Dave, while it is true that our economy (I'm assuming by economy you mean GDP) is primarily made up of consumption, it’s not necessarily true that a decline in consumption will slow down the economy. This is especially true when the decrease in consumption comes because people are saving more.
Macroeconomists teach us that the economy (GDP) is made up of four components: consumption, investment, government spending, and net exports. Any increase in one component will cause GDP to increase and vice versa. If consumption decreases, GDP will go down; however, if the decrease in consumption happens because people are saving more, then its not a given GDP will decrease. The saved money means more funds are available for investment, and an increase in investment will cause GDP to increase.
In reality, the whole thing gets complicated because the U.S. is an open economy and runs a trade deficit which affects net exports, and in turn affects investment. I guess what I’m saying is it’s not as simple as saying, “Save more, the economy slows, save less the economy prospers.” This statement can be taken to mean that if we want the economy to boom, then we should all spend, spend, spend. And that is not a good economic policy.

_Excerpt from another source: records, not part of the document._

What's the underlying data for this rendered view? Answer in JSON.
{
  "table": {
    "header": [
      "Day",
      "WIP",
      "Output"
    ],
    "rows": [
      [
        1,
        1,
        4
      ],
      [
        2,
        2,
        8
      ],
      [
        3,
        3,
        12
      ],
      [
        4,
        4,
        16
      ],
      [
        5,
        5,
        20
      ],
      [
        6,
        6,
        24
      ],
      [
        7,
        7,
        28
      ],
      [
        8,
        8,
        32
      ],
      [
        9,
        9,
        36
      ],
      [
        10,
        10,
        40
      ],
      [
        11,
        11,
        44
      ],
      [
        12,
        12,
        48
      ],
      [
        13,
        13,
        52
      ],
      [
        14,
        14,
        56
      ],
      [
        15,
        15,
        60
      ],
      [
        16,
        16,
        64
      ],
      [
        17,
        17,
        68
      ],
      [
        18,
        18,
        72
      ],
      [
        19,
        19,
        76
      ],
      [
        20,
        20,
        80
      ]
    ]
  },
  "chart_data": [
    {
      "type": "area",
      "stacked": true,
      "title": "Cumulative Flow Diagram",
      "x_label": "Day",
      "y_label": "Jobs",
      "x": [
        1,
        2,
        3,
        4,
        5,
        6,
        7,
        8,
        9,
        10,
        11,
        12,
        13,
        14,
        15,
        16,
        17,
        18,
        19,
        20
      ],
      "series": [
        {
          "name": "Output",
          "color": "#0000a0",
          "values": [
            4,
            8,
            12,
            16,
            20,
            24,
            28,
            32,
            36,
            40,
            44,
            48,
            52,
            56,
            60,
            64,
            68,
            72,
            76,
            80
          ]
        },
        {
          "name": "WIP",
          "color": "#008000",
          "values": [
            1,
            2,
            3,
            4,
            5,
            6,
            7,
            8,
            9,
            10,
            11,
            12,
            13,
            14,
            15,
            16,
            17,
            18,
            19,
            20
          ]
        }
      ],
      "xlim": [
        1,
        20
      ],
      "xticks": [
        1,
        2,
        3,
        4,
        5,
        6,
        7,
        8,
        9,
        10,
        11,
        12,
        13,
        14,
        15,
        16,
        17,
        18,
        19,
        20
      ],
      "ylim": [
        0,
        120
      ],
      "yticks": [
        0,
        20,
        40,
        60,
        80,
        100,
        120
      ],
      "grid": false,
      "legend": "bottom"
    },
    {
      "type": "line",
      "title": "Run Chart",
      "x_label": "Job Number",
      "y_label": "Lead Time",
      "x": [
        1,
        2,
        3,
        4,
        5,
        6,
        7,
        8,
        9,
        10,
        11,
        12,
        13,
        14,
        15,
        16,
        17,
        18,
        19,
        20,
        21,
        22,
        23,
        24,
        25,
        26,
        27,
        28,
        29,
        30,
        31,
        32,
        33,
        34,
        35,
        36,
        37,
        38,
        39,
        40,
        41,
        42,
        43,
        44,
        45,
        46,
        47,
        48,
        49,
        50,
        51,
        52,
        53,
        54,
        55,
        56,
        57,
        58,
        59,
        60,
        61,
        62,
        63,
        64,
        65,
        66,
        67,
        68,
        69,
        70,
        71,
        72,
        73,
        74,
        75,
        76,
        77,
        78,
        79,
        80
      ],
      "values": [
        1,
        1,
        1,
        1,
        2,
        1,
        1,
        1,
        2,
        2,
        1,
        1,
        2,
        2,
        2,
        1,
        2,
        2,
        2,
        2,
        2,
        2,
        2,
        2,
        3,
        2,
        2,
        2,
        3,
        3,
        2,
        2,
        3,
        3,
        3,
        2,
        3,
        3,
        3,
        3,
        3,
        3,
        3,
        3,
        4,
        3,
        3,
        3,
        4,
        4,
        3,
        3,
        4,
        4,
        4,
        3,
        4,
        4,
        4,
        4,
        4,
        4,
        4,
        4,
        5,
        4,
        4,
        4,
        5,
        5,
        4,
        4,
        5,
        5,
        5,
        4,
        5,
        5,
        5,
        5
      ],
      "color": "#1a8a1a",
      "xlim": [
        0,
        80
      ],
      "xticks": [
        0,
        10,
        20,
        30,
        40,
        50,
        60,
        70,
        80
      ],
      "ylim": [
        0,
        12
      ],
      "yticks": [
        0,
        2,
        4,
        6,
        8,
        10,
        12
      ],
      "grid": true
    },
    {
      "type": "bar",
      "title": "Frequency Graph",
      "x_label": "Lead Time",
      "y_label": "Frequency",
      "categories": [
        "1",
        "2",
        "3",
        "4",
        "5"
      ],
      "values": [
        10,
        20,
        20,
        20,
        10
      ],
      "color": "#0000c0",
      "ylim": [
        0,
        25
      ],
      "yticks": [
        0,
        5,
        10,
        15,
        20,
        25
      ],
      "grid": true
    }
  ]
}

Posted by: Jack | October 16, 2008 at 06:53 PM
It seems we are in a catch 22. I would agree that consumerism has gotten out of control, driven by the constant marketing and electronics/digital revolution (everyone and his child has a cellphone!). On the other hand, 2/3rds of the economy is driven by the consumer. Save more, the economy slows, save less the economy prospers. How do you find the balance? Throw in the wrinkle of the current credit crisis, and the complexity is magnified. Forced cutbacks won't do it right. We don't have a war that people want to sacrifice for, we don't have the leadership in Washington yet, and we don't even know where we should be going - does anyone?